Why investing in sustainable water infrastructure makes financial sense

Why investing in sustainable water infrastructure makes financial sense

Water scarcity, flooding and water pollution are posing serious risks to communities and businesses. According to Al Cho, Vice President for Strategy and Business Development at Xylem, many of these problems can be solved with technology that is already available today – and that will actually save money. The challenge, he says, is raising awareness and overcoming inertia. Impeller recently spoke with Cho about the way forward.

What is your role at Xylem?

My role primarily involves working with senior leaders of the company to define the future strategic direction of the company. This includes planning some of the major organic growth initiatives that will fuel the future development of Xylem.

Why is sustainable water infrastructure important to those initiatives?

Our CEO Patrick Decker talks a lot about the themes of water productivity, water quality and water resilience. These concepts are deeply rooted in the idea that we can create significant shareholder value by solving significant stakeholder needs. Our customers need solutions for water scarcity, resilience to floods, and improving the efficiency and productivity of water and wastewater systems. These systems have suffered from underinvestment, and Xylem can make the world’s water infrastructure work more efficiently and more sustainably through the application of innovative technologies and business models.

Is the water industry ready for these kinds of sustainable solutions?

I think there is significant momentum for these solutions. The last couple of years have seen water vault to the top of the policy agenda in many states, countries and regions, because people recognize now that deferring investment in water infrastructure is a short-term fix that leads to long-term problems. As people think about improving water infrastructure, they also realize that adopting the best available technologies can help save a lot of money and also insulate them from risk over the longer term. So people in California, for example, who have suffered billions of dollars in losses because of the drought, start asking questions like, why aren’t we reusing our water resources?
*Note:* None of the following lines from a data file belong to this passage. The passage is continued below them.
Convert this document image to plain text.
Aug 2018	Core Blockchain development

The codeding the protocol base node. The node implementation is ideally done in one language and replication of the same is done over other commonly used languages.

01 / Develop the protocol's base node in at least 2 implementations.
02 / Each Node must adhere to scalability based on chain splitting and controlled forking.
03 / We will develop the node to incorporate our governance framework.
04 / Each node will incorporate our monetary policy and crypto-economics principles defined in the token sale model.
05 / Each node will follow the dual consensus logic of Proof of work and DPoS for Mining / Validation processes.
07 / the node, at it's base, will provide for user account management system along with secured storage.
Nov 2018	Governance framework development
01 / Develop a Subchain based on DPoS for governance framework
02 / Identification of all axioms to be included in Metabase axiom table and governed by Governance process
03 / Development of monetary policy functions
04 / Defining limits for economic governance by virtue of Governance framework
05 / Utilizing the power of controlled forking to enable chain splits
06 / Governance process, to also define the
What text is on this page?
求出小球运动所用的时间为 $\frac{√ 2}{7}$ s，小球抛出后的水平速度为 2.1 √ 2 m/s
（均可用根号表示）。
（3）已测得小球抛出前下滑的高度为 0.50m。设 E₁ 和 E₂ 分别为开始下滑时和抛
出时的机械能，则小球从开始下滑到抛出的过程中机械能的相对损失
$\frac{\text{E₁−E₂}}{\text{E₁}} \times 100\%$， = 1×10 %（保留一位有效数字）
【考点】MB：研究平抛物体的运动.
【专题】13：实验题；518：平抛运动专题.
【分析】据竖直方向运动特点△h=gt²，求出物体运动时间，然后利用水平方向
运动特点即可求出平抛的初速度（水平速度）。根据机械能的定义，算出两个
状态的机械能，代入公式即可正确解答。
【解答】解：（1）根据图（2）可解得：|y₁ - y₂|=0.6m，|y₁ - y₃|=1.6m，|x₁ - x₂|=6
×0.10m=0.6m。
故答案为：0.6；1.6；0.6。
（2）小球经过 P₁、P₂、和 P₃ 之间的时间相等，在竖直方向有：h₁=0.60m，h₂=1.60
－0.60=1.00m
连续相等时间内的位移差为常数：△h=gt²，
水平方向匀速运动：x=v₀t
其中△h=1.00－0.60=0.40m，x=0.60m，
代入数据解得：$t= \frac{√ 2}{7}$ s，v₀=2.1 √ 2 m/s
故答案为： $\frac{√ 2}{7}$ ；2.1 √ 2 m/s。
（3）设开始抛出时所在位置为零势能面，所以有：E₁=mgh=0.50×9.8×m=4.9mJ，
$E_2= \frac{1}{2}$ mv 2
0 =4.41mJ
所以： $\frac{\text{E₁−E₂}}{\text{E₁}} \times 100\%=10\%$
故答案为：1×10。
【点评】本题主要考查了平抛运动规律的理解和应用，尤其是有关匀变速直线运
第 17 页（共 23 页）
As Xylem’s recent public opinion research showed, once they ask that question it becomes clear that solutions like water reuse will actually save customers money over time and make the economy more resilient to water risks.

How do you see your role in helping make this change?

Part of it is about bringing light to issues that people have known about for a long time, but where there has been insufficient political will to really force the issue onto the table. So everyone’s known for a long time that water reuse is a good idea, everyone’s known for a long time that water infrastructure is not very efficient, but the forces for inertia are very strong. So it requires a different level of urgency to be created to change the course in a direction that will disrupt the equilibrium and change the situation. We’re trying to increase broader understanding of the fact that proven solutions are available to problems that people have endured for a long time, and to build the political and the public will to change things.

Can you give some examples of Xylem initiatives in this area?
We know that wastewater infrastructure is inefficient, because we’ve seen our products like Sanitaire, Flygt mixers, and Flygt Experior pumps, generate significant improvements in energy efficiency in almost every application where they’re deployed. And yet we also know that there are a lot of treatment plants and sewer systems around the world that still use outdated technology. So what we did with the Powering the Wastewater Renaissance analysis is to try to put some economic numbers around a situation that we all intuitively knew was a problem. And the findings of that study showed that operators can make significant economic gains as well as environmental gains by adopting readily available technologies.

What is your advice for utilities who want to start making their operations more efficient?

Let’s look at the current cost structure, energy consumption, and identify whether they’re at benchmark or not, and what the best available technologies could do for them. We have a highly fragmented industry, where you have a lot of smaller utilities who are so resource starved that they don’t really have the time, energy or effort to spend a lot of it on scanning the universe for solutions. One of the things we can do is support industry efforts to spread good practices from large utilities to small utilities. I think there is a lot of good that can be created from this kind of experience sharing.